As far as I understand you still have to buy US, and need approval if you cannot source domestically.

All our military work still uses US electronics shops and machine shops.


The window has shifted as to what constitutes “us made” though. For most things “US assembled” is the norm, and when you get out into things like office supplies, vehicles, and construction materials it’s often far from true domestic manufacturing. For strategic military stuff it’s better, but often at the cost of using 1990s tech because we don’t make the newer stuff here. (It also has the effect of making things more repairable, but that argument gets weaker and weaker as time goes on)

At this point I think in practice it’s a preference for US manufacturers but a long way from robust enough to establish domestic supply chains.

Also -a lot- of military purchases are local, discretionary on a credit card, and there is no oversight on the origin there- it’s whatever they need from office max or the hardware store.


That may be the case in many industries, but I don’t think it applies in this case. The industry isn’t flooded with people looking to move up, it’s starving for interest. The problem is that you can farm out the work overseas for much less than you can do it locally, because our automation is decades behind China.
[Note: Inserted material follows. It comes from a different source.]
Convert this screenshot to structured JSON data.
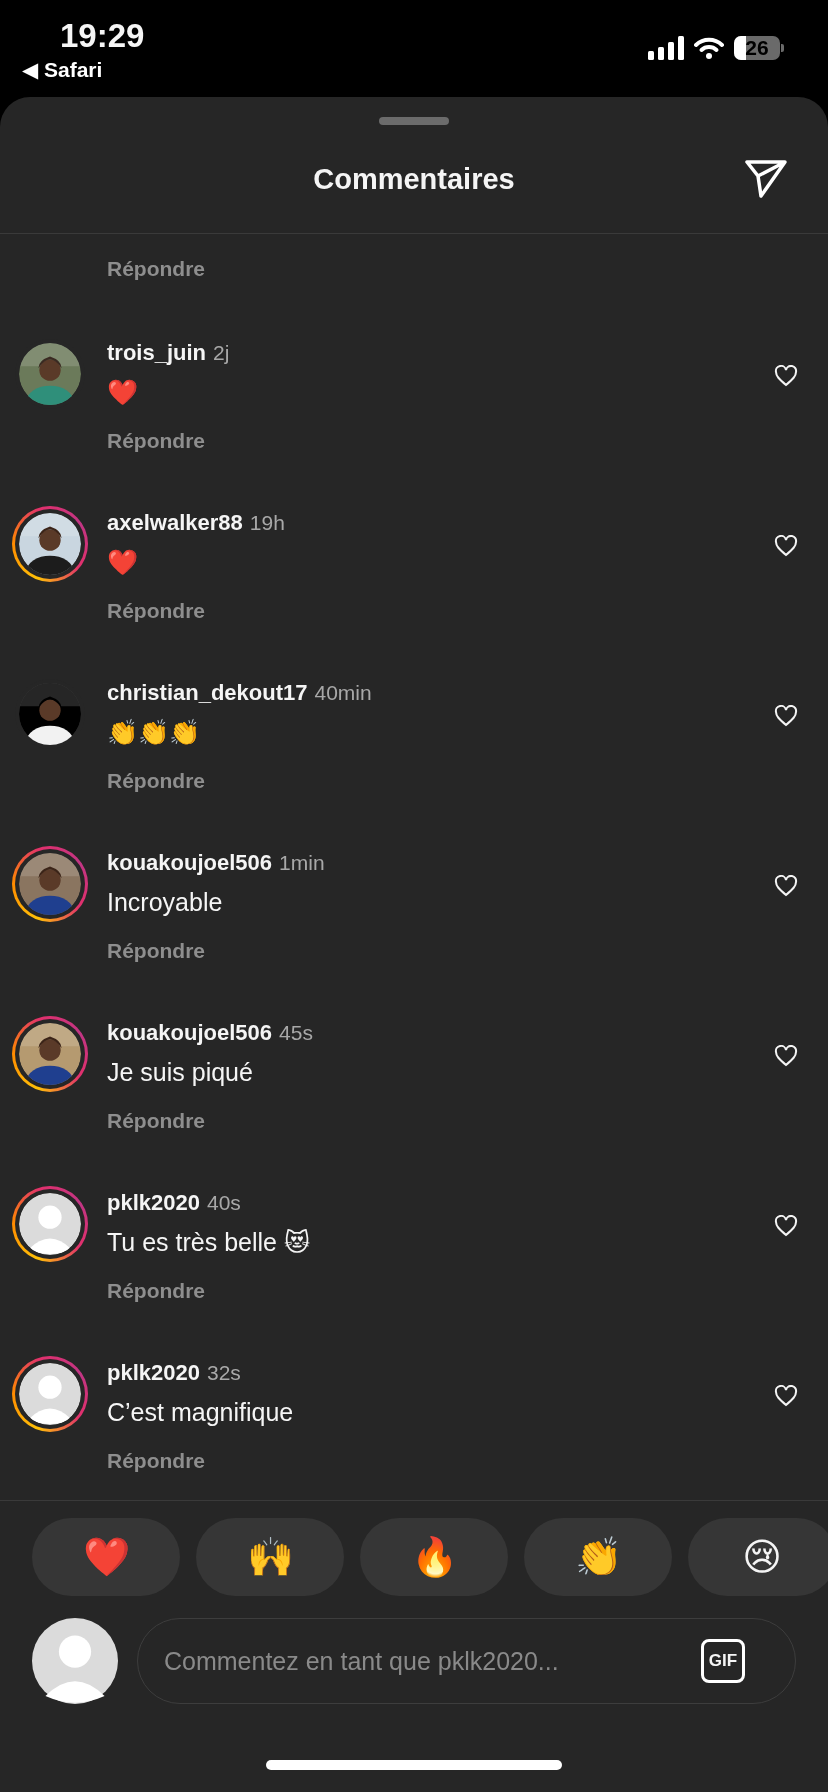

Chinese skilled labor wages aren’t that low anymore. The reason they can do most work for 1/10 of the local cost is advanced automation, government VC investment, and somewhat less c-suite greed. The incentive alignment of the government VC is also distinct from typical US VC.

We can’t even build the machines that would enable that kind of automation in the USA. We’d need to buy them from China, IF China was willing to sell them to us. Unlike the USA, China is probably not going to be stupid about diluting their advantages. I’m sure the CCP hasn’t forgotten the decades where we were unwilling to sell them high precision machine tools lol.

Unfortunately, we are more likely to see a slow deterioration of the US economy and infrastructure, until we hit about a 5-6x wage advantage over China which we could potentially use to copy the Chinese playbook and rebuild our presence.

I really hope I’m completely wrong lol.